The unoccupied wagon was now withdrawn from the window and dragged off to one side. Suddenly the parlour had become an annex of Salisbury Square. A large cloaked man was cantering toward them on a black stallion, with saber drawn.

He rode right into the center of the room, reined in his charger, and stood up in his stirrups, revealing a silver greyhound pinned to his coat. “High Treason!” he proclaimed, in a voice loud enough to pelt off the opposite side of the square. “I say, on your knees, all of you!”

It was true of beasts and humans alike that when they were terrified-literally scared out of their wits, beyond the pale of reason-they either froze, or ran away. To this point Mr. Baynes had been frozen. Now his instincts told him to flee. He jumped up and turned away from all those silver greyhounds that seemed to be chasing him. In so doing, he turned full into the light. But the light was now coming over him like a burning cloud, seeming to exert a palpable force that pressed him down onto his knees, and then to all fours.

Daniel’s eyes had finally adjusted to the brightness, or perhaps the light was slowly burning out. He could see now that the old gager was gone, his blankets collapsed on the hearth like a snake’s shed skin.

From them had emerged what ninety-nine percent of Christendom would identify as an angel, with flowing white hair and a sword of fire.
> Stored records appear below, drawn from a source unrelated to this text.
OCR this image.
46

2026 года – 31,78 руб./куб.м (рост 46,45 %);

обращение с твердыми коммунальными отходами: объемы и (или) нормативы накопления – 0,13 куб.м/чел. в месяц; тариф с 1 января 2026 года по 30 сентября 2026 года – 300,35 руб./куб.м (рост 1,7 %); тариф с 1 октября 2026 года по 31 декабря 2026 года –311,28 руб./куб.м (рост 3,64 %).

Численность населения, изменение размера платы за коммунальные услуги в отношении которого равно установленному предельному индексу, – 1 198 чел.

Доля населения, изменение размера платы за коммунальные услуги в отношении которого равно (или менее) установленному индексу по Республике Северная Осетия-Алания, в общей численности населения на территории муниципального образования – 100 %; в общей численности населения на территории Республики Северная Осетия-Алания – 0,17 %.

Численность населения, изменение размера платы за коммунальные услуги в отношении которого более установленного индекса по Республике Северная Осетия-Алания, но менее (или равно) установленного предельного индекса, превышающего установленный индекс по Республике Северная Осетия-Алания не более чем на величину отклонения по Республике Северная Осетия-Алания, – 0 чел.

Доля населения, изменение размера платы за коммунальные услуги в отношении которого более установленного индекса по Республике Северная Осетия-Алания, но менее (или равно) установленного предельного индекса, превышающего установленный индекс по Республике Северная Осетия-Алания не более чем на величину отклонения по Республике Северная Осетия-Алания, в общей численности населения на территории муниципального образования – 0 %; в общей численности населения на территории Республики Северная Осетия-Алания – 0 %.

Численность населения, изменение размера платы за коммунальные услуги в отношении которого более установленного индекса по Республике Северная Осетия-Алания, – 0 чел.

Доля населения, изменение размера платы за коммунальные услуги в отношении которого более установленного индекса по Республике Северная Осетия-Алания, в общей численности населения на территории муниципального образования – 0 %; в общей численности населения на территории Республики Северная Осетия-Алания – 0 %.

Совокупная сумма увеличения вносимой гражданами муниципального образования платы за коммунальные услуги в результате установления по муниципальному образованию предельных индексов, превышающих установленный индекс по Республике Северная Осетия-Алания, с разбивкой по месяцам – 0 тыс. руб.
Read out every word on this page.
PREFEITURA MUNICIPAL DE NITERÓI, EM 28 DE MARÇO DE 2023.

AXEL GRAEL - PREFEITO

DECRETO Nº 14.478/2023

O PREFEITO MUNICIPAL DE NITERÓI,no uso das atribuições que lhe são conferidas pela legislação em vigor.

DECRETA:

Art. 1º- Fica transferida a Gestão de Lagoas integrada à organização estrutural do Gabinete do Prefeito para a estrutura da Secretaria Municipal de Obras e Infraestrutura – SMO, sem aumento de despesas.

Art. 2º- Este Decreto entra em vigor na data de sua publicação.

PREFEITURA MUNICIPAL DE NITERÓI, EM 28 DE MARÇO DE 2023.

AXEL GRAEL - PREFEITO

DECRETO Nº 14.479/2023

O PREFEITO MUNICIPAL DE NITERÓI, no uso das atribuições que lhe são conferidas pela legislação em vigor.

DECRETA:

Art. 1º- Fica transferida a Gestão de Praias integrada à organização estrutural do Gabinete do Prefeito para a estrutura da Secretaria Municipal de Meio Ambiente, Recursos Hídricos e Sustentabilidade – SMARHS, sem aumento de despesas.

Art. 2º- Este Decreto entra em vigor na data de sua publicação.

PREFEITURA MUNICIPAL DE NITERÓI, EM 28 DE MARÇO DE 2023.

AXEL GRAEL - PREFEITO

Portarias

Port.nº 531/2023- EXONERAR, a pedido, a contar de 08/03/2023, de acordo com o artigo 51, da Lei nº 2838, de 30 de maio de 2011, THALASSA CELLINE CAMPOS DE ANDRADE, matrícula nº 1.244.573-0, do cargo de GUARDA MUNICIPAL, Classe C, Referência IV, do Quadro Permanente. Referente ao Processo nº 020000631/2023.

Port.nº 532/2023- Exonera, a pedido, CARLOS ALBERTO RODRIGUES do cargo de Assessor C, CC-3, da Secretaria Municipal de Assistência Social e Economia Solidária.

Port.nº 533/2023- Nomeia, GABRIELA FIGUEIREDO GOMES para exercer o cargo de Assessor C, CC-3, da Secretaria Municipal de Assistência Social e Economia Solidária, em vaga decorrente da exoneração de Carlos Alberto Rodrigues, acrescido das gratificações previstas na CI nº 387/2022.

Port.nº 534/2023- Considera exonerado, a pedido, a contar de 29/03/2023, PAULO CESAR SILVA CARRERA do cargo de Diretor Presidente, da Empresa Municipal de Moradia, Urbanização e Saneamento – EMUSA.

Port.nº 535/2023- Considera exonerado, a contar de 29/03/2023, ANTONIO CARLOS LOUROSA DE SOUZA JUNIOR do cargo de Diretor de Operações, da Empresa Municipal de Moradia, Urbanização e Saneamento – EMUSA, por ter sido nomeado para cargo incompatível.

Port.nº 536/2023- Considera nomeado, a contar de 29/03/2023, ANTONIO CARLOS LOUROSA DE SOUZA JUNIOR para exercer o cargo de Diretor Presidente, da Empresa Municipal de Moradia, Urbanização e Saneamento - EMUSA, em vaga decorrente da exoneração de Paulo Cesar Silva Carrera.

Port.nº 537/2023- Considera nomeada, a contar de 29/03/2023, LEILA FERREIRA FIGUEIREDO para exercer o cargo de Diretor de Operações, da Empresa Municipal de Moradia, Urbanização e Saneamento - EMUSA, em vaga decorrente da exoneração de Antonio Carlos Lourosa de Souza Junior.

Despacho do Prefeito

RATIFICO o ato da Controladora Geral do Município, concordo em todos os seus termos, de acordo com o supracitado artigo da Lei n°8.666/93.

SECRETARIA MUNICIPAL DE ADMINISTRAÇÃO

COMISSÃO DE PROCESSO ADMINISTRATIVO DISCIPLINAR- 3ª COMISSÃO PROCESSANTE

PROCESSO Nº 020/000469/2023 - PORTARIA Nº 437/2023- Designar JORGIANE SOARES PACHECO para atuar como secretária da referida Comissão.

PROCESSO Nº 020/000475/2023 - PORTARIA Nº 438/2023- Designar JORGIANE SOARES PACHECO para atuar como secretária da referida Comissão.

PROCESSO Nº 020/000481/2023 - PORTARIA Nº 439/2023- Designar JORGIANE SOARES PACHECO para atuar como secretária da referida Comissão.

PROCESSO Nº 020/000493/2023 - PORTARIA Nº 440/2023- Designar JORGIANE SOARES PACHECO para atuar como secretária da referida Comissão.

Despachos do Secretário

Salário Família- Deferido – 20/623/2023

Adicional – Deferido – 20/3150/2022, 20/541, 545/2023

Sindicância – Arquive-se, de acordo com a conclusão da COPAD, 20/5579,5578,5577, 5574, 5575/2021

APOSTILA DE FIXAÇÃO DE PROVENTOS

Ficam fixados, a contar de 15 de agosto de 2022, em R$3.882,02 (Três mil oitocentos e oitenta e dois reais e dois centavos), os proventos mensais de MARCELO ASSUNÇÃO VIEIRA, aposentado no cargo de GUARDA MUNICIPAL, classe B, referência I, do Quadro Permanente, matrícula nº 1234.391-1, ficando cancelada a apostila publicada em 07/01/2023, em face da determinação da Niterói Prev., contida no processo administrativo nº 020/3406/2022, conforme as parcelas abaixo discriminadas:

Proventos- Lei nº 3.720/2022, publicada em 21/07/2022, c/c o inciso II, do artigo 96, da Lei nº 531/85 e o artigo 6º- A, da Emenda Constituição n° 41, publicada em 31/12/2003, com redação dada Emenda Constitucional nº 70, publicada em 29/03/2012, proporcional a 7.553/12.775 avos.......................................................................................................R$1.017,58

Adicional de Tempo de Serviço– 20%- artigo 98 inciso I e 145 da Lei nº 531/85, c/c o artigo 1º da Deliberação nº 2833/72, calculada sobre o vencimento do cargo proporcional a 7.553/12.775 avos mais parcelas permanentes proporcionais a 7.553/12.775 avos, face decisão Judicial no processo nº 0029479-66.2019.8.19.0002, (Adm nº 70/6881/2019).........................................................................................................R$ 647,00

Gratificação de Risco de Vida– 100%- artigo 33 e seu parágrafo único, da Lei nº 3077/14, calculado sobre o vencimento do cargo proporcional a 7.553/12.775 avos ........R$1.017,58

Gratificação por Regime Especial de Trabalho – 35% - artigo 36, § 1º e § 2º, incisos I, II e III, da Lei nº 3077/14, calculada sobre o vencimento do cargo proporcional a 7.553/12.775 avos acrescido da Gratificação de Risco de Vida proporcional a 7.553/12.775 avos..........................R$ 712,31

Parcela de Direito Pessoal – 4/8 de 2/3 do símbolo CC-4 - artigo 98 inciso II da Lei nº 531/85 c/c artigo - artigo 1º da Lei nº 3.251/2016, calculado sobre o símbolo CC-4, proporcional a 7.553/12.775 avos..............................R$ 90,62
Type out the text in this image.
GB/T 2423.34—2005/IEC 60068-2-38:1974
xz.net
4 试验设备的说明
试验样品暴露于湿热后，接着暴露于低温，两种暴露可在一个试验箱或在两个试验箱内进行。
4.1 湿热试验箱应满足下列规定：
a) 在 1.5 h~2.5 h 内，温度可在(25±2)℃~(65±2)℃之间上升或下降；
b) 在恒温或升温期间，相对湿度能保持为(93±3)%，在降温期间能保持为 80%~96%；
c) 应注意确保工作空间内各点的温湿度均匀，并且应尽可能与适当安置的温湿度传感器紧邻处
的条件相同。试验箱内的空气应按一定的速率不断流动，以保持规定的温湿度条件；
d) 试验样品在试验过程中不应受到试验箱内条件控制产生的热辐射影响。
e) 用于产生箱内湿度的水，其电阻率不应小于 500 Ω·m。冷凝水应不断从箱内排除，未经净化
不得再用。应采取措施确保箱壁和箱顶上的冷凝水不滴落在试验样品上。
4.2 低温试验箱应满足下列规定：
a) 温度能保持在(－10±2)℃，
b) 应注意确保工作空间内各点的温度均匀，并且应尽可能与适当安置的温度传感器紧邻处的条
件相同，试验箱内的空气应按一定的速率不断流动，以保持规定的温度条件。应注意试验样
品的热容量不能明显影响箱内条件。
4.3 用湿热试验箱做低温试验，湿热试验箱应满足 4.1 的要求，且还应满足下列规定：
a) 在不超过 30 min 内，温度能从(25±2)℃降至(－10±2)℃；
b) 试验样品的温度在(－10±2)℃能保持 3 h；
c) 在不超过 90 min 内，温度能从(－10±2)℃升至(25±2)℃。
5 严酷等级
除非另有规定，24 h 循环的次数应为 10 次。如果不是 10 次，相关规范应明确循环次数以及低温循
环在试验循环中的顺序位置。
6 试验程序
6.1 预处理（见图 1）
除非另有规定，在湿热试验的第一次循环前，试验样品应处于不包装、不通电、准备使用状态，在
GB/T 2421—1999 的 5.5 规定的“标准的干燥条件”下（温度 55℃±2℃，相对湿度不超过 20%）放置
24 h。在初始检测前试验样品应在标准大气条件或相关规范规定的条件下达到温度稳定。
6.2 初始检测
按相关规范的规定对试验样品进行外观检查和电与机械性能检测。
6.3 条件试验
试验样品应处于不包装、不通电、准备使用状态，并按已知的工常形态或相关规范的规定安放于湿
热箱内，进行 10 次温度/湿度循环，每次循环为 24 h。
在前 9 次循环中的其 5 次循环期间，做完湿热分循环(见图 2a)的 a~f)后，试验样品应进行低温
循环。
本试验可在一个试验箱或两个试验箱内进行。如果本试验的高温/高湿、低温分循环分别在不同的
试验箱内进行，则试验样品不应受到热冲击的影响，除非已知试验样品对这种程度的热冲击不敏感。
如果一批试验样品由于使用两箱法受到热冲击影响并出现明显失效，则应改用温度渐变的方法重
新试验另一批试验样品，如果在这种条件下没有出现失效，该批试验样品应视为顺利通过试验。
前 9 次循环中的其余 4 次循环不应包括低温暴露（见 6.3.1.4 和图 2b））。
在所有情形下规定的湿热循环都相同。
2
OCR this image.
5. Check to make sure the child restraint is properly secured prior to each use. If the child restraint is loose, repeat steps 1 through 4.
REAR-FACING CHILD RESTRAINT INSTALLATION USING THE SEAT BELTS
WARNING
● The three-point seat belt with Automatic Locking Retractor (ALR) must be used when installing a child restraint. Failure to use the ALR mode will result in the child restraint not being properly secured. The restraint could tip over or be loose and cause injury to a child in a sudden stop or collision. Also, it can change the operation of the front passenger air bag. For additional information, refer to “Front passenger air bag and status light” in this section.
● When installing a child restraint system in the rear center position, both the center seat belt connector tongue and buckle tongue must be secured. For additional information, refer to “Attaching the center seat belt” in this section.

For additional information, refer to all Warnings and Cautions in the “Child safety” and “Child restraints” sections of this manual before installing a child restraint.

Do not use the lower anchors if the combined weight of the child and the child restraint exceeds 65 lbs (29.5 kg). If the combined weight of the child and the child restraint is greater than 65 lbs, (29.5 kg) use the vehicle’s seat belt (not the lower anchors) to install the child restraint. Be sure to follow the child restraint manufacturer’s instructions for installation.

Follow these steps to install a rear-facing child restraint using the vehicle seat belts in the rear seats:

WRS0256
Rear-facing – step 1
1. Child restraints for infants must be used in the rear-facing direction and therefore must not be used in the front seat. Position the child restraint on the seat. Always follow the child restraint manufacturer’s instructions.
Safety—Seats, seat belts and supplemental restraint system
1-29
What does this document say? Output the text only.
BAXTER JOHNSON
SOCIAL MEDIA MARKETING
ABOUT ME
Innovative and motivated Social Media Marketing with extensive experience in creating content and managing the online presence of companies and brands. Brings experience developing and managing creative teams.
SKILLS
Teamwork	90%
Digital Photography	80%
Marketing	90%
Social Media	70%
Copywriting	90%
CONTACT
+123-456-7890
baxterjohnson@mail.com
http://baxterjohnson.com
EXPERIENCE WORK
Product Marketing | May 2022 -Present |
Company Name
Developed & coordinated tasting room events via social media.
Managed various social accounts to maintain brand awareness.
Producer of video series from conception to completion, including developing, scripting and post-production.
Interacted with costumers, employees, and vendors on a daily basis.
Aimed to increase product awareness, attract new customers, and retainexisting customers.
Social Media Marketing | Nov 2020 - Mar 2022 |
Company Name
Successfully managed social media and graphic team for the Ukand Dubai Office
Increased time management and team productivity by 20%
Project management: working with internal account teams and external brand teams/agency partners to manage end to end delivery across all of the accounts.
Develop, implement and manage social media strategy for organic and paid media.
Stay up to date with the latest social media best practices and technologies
Even Daniel was tempted to think so; but on a moment’s reflection he decided it was Sir Isaac Newton, brandishing a rod of burning phosphorus.

DURING THE HOUR that followed the descent of the Queen’s Messengers on Angus’s boozing-ken, many vivid and novel scenes presented themselves to Daniel’s organs of sense. But the next time he had a moment to sit and think-which occurred on the head of a sloop anchored in the river off Black Friars, as he was taking a splendid crap into the Thames-these were the salient facts:

Isaac had tossed a handful of some chymical powder on the fire, causing thick smoke to spew out the chimney; this had been the signal for the Queen’s Messengers to mount their assault on Angus’s boozing-ken.

Peter Hoxton and Angus had dived through a sort of bolt-hole that led from the kitchen into the cellar of a neighboring house, gone out the back door into a little poultry-yard, vaulted a wall, streaked through a whorehouse, dodged into another boozing-ken, and taken another bolt-hole into an alley called The Wilderness (this the Queen’s Messengers learned by following their trail and interrogating bystanders).